CONFLICT OF INTEREST

CONFLICT OF INTEREST
Guarantor of the article: Kevin Selby, MAS, MD.
Specific author contributions: Original concept of the study: K.S., J.-L.B., R.A., F.F., I.L.V., M.-A.D., and D.C. Funding acquisition: K.S. and J.-L.B. Drafting of the manuscript: K.S., E.P., and M.-A.D. Statistical analyses and randomization plan: A.C. All authors have reviewed and approved the manuscript before submission.
Financial support: This study was financed by a grant from the Swiss Cancer Research Foundation (KLS 5111-08-2020). Kevin Selby's salary was in part paid by the Fondation Leenaards.
Potential competing interests: M.-A.D. has contributed to the development of Option Grid patient decision aids. EBSCO Information Services sells subscription access to Option Grid patient decision aids. She receives consulting income from EBSCO Health and royalties. No other competing interests declared from her or the other investigators.
Trial registration:
ClinicalTrials.gov (NCT05357508).
Data sharing: Deidentified individual participant data are available from the corresponding author on reasonable request.

Study Highlights

WHAT IS KNOWN

✓ Colorectal cancer mortality can be prevented or reduced by screening using colonoscopy or fecal immunochemical test (FIT).

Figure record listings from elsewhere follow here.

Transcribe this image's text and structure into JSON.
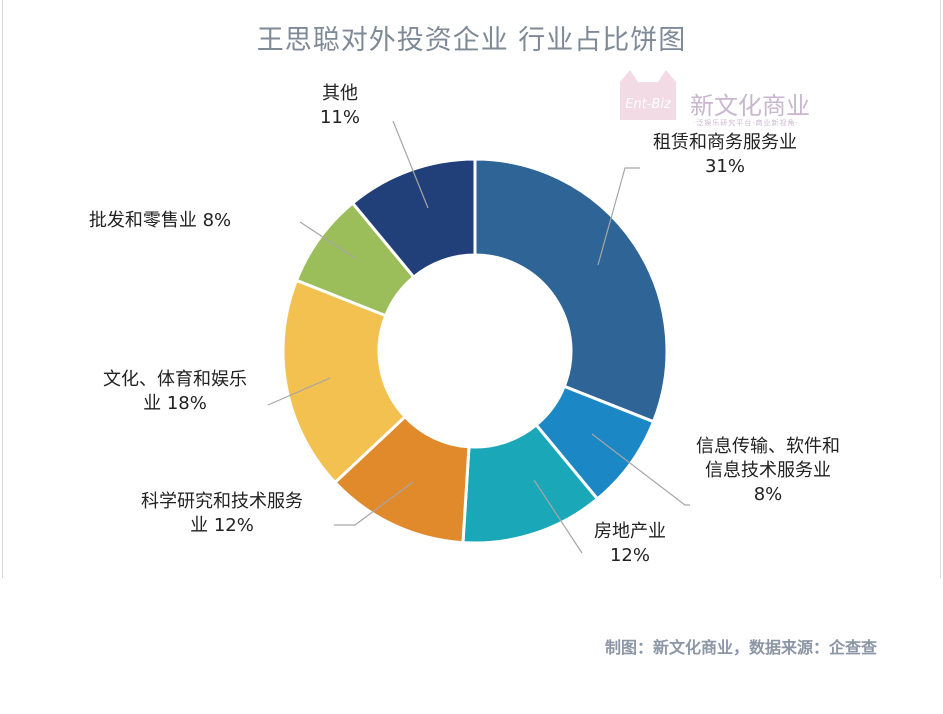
{
  "footer": "制图：新文化商业，数据来源：企查查",
  "watermark": {
    "brand": "新文化商业",
    "badge": "Ent-Biz",
    "tagline": "·泛娱乐研究平台·商业新视角·"
  },
  "chart_data": {
    "type": "pie",
    "donut": true,
    "title": "王思聪对外投资企业 行业占比饼图",
    "series": [
      {
        "label": "租赁和商务服务业",
        "value": 31,
        "label_text": "租赁和商务服务业\n31%",
        "color": "#2e6496"
      },
      {
        "label": "信息传输、软件和信息技术服务业",
        "value": 8,
        "label_text": "信息传输、软件和\n信息技术服务业\n8%",
        "color": "#1b87c4"
      },
      {
        "label": "房地产业",
        "value": 12,
        "label_text": "房地产业\n12%",
        "color": "#1aa8b9"
      },
      {
        "label": "科学研究和技术服务业",
        "value": 12,
        "label_text": "科学研究和技术服务\n业   12%",
        "color": "#e08a2b"
      },
      {
        "label": "文化、体育和娱乐业",
        "value": 18,
        "label_text": "文化、体育和娱乐\n业  18%",
        "color": "#f2c14f"
      },
      {
        "label": "批发和零售业",
        "value": 8,
        "label_text": "批发和零售业   8%",
        "color": "#9bbd5a"
      },
      {
        "label": "其他",
        "value": 11,
        "label_text": "其他\n11%",
        "color": "#213f78"
      }
    ]
  }
}
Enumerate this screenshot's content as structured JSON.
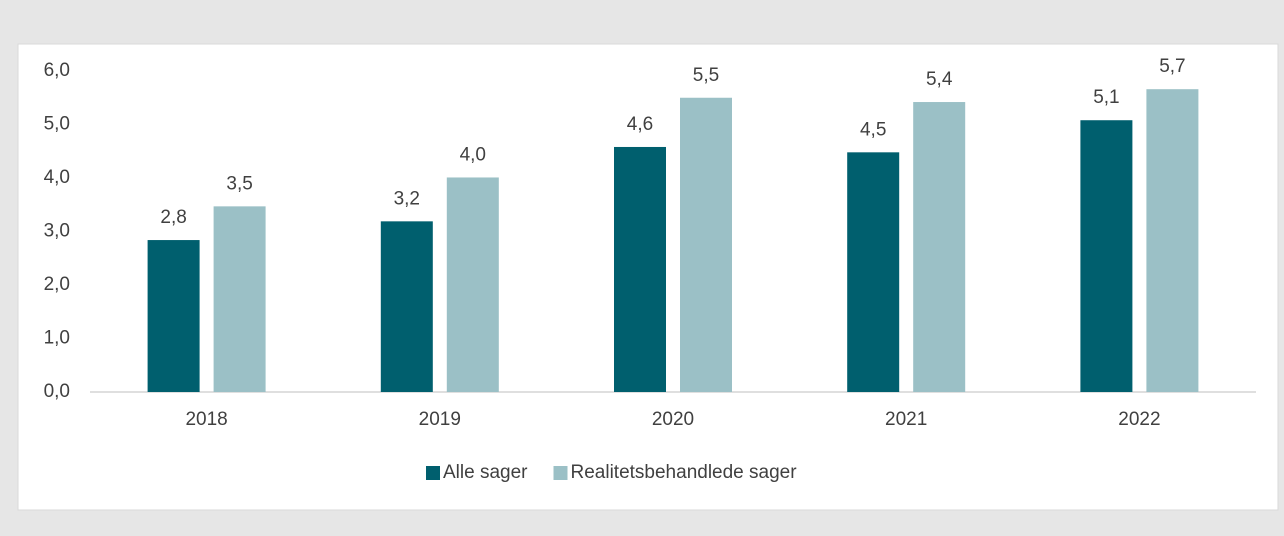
{
  "chart_data": {
    "type": "bar",
    "categories": [
      "2018",
      "2019",
      "2020",
      "2021",
      "2022"
    ],
    "series": [
      {
        "name": "Alle sager",
        "color": "#005f6e",
        "values": [
          2.84,
          3.19,
          4.58,
          4.48,
          5.08
        ],
        "value_labels": [
          "2,8",
          "3,2",
          "4,6",
          "4,5",
          "5,1"
        ]
      },
      {
        "name": "Realitetsbehandlede sager",
        "color": "#9bc0c6",
        "values": [
          3.47,
          4.01,
          5.5,
          5.42,
          5.66
        ],
        "value_labels": [
          "3,5",
          "4,0",
          "5,5",
          "5,4",
          "5,7"
        ]
      }
    ],
    "ylim": [
      0,
      6
    ],
    "yticks": [
      {
        "value": 0,
        "label": "0,0"
      },
      {
        "value": 1,
        "label": "1,0"
      },
      {
        "value": 2,
        "label": "2,0"
      },
      {
        "value": 3,
        "label": "3,0"
      },
      {
        "value": 4,
        "label": "4,0"
      },
      {
        "value": 5,
        "label": "5,0"
      },
      {
        "value": 6,
        "label": "6,0"
      }
    ],
    "legend": "bottom"
  }
}
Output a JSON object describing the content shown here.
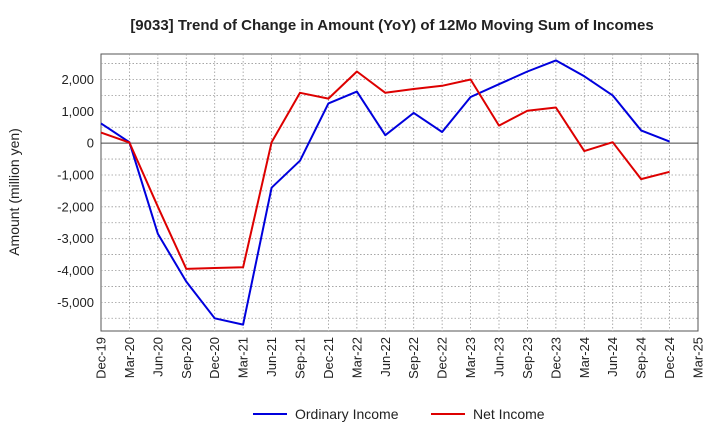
{
  "chart_data": {
    "type": "line",
    "title": "[9033]  Trend of Change in Amount (YoY) of 12Mo Moving Sum of Incomes",
    "xlabel": "",
    "ylabel": "Amount (million yen)",
    "categories": [
      "Dec-19",
      "Mar-20",
      "Jun-20",
      "Sep-20",
      "Dec-20",
      "Mar-21",
      "Jun-21",
      "Sep-21",
      "Dec-21",
      "Mar-22",
      "Jun-22",
      "Sep-22",
      "Dec-22",
      "Mar-23",
      "Jun-23",
      "Sep-23",
      "Dec-23",
      "Mar-24",
      "Jun-24",
      "Sep-24",
      "Dec-24",
      "Mar-25"
    ],
    "yticks": [
      2000,
      1000,
      0,
      -1000,
      -2000,
      -3000,
      -4000,
      -5000
    ],
    "ytick_labels": [
      "2,000",
      "1,000",
      "0",
      "-1,000",
      "-2,000",
      "-3,000",
      "-4,000",
      "-5,000"
    ],
    "ylim": [
      -5900,
      2800
    ],
    "grid": true,
    "legend_position": "bottom",
    "series": [
      {
        "name": "Ordinary Income",
        "color": "#0000dd",
        "values": [
          620,
          30,
          -2850,
          -4350,
          -5500,
          -5700,
          -1400,
          -550,
          1250,
          1620,
          250,
          950,
          350,
          1450,
          1850,
          2250,
          2600,
          2100,
          1500,
          400,
          50,
          null
        ]
      },
      {
        "name": "Net Income",
        "color": "#dd0000",
        "values": [
          330,
          20,
          -2000,
          -3950,
          -3920,
          -3900,
          30,
          1580,
          1400,
          2250,
          1580,
          1700,
          1800,
          2000,
          550,
          1020,
          1120,
          -250,
          30,
          -1130,
          -900,
          null
        ]
      }
    ]
  }
}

✓ Personalized screening could optimize the use of colonoscopy resources, which is crucial to reduce screening burden for patients and society.

✓ The impact of personalized screening on screening behaviors is not clearly understood.

WHAT IS NEW HERE

✓ After reading our intervention brochure, participants were 14% more likely to choose the screening test appropriate to their risk level. This result did not affect overall screening uptake.

✓ Risk-based screening recommendations for FIT or colonoscopy could be a means of better allocating colonoscopy resources in countries relying heavily on colonoscopy for screening, thus decreasing the burden of colorectal cancer screening for low-risk participants.